Il testo al centro della polemica rivede la legge del '98 prevedendo che
"chi ha subito un danno può agire contro il soggetto riconosciuto colpevole
per ottenere il risarcimento dei danni patrimoniali e anche di quelli non
patrimoniali che derivino da privazione della libertà personale. Costituisce
dolo il carattere intenzionale della violazione del diritto". Il testo
stabilisce che "ai fini della determinazione dei casi in cui sussiste una
violazione manifesta del diritto, deve essere valutato se il giudice abbia
tenuto conto di tutti gli elementi che caratterizzano la controversia
sottoposta al suo sindacato con particolare riferimento al grado di chiarezza e
di precisione della norma violata, al carattere intenzionale della violazione,
alla scusabilità o inescusabilità dell'errore di diritto".

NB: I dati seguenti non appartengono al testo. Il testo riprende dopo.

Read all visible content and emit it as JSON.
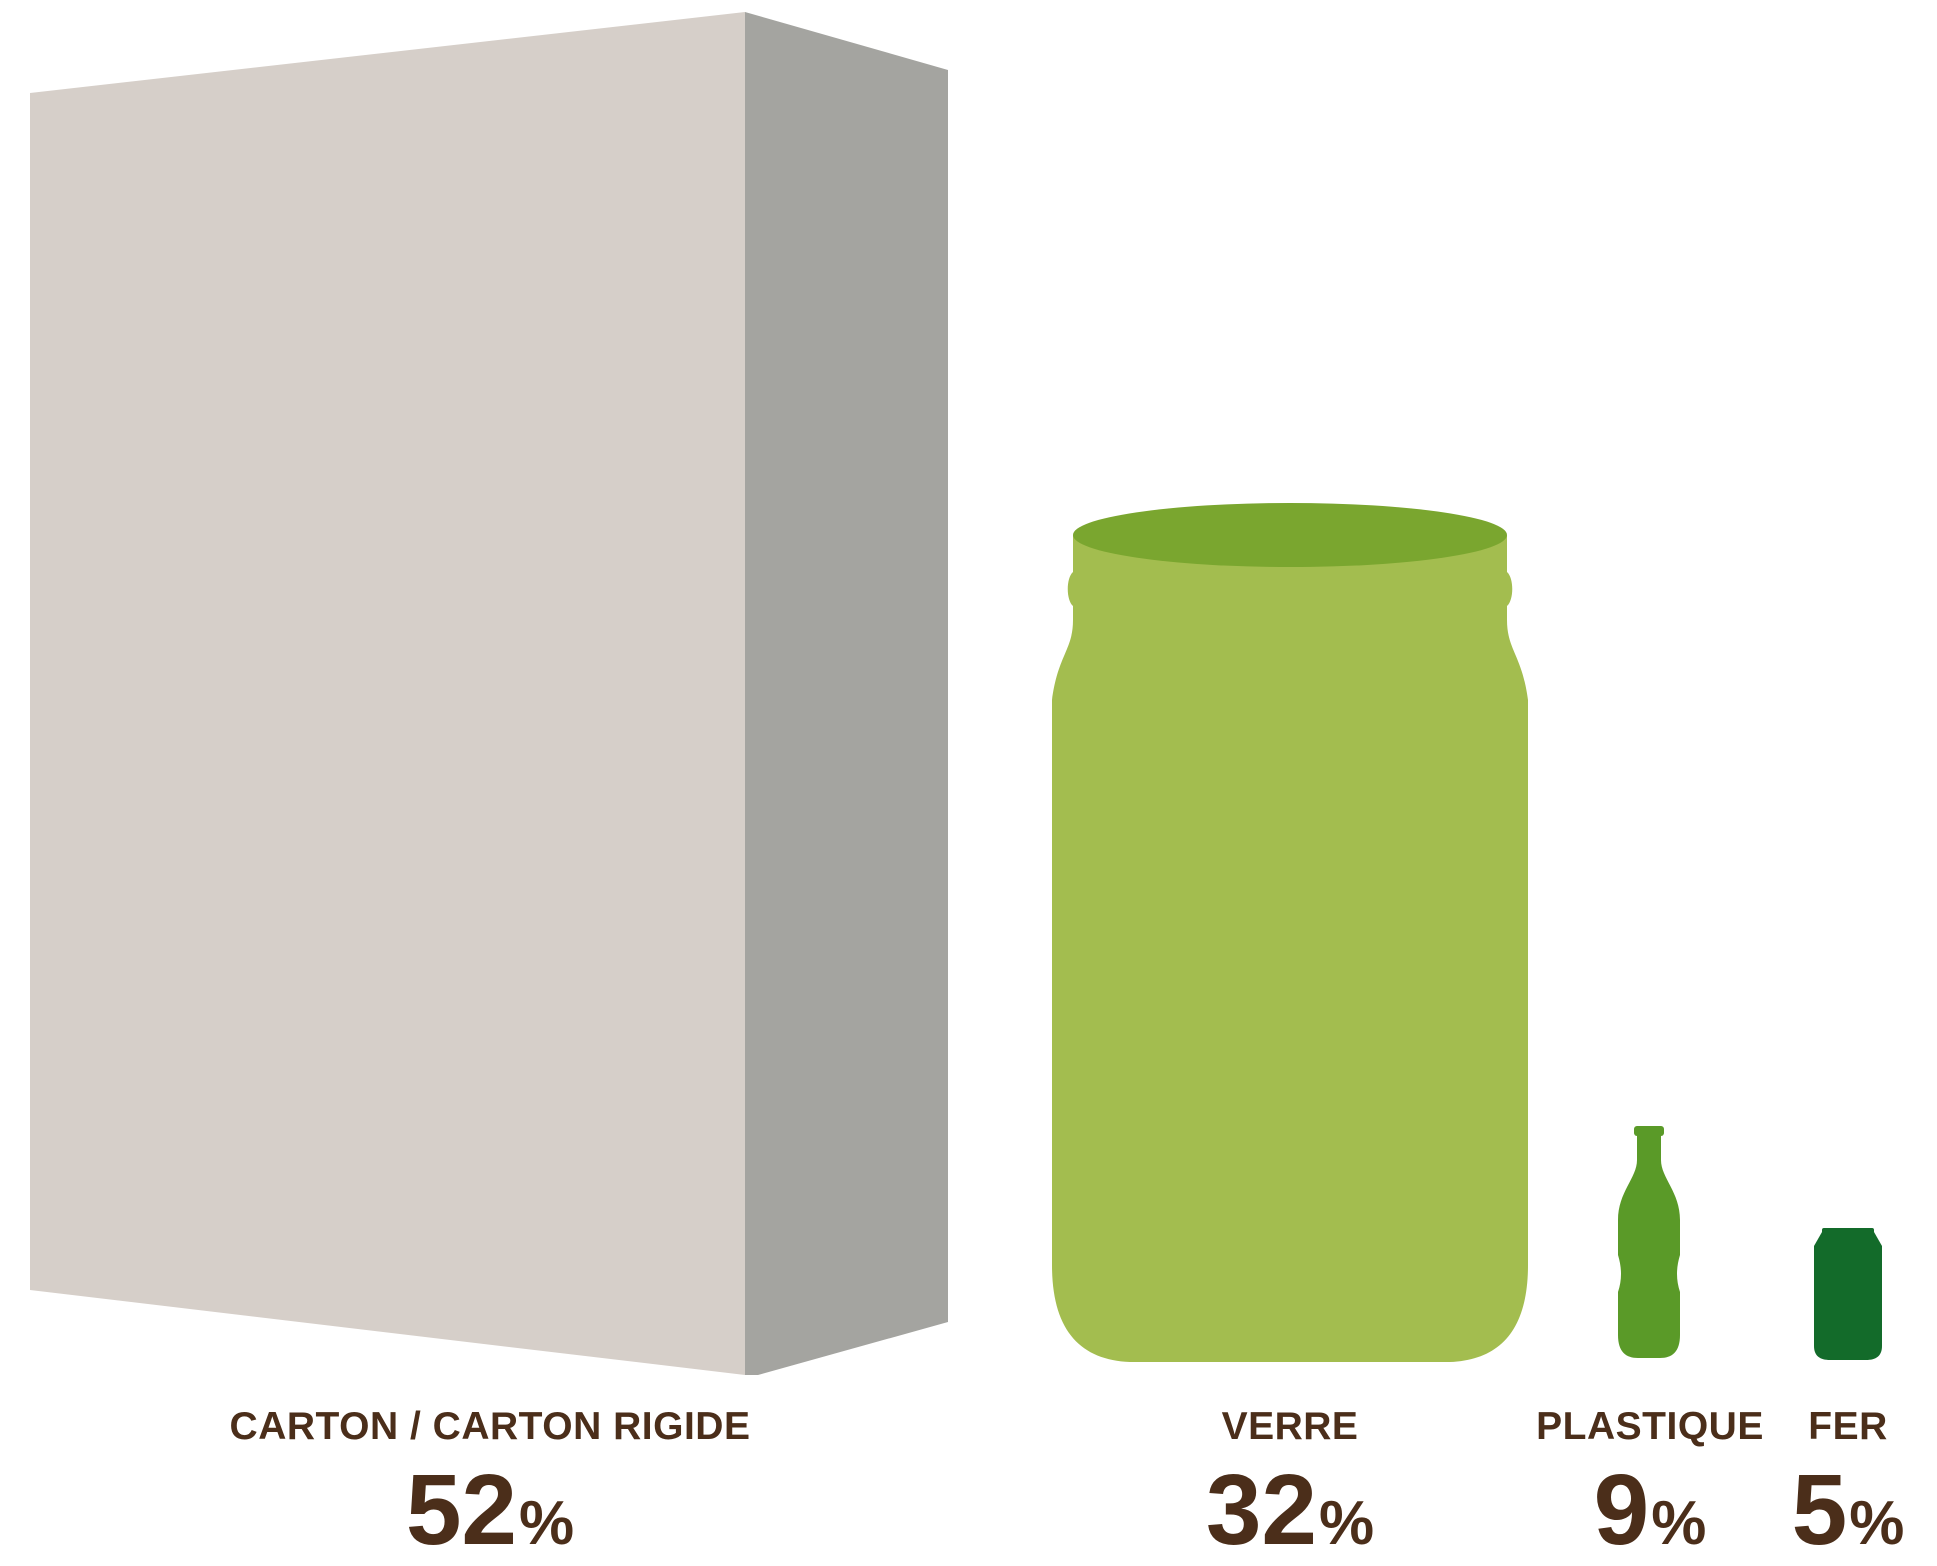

Al di là dei giuridichese e semplificando, tutto ciò significa,
che chiunque venga assolto in via definitiva, dopo aver subito una condanna nel
livelli inferiori di giustizia, può direttamente citare in giudizio il magistrato autore della
sentenza. Il quale risponderebbe, se
condannato, per i danni recati, senza più alcuna mediazione
dello Stato.
Cosa dire? Che
indubbiamente una misura del genere può minare l’indipendenza di giudizio. Ma
va anche detto, che il provvedimento,
urta contro un senso comune (come provò
un lontano referendum sulla responsabilità civile), ancorato
principio del chi sbaglia paghi… Tuttavia, considerata la forza della
magistratura, quale gruppo pressione,
probabilmente al Senato i
partiti troveranno un accordo. E i giudici,
per farla breve, continueranno a
sbagliare e non pagare. Con grande indipendenza di giudizio, ovviamente.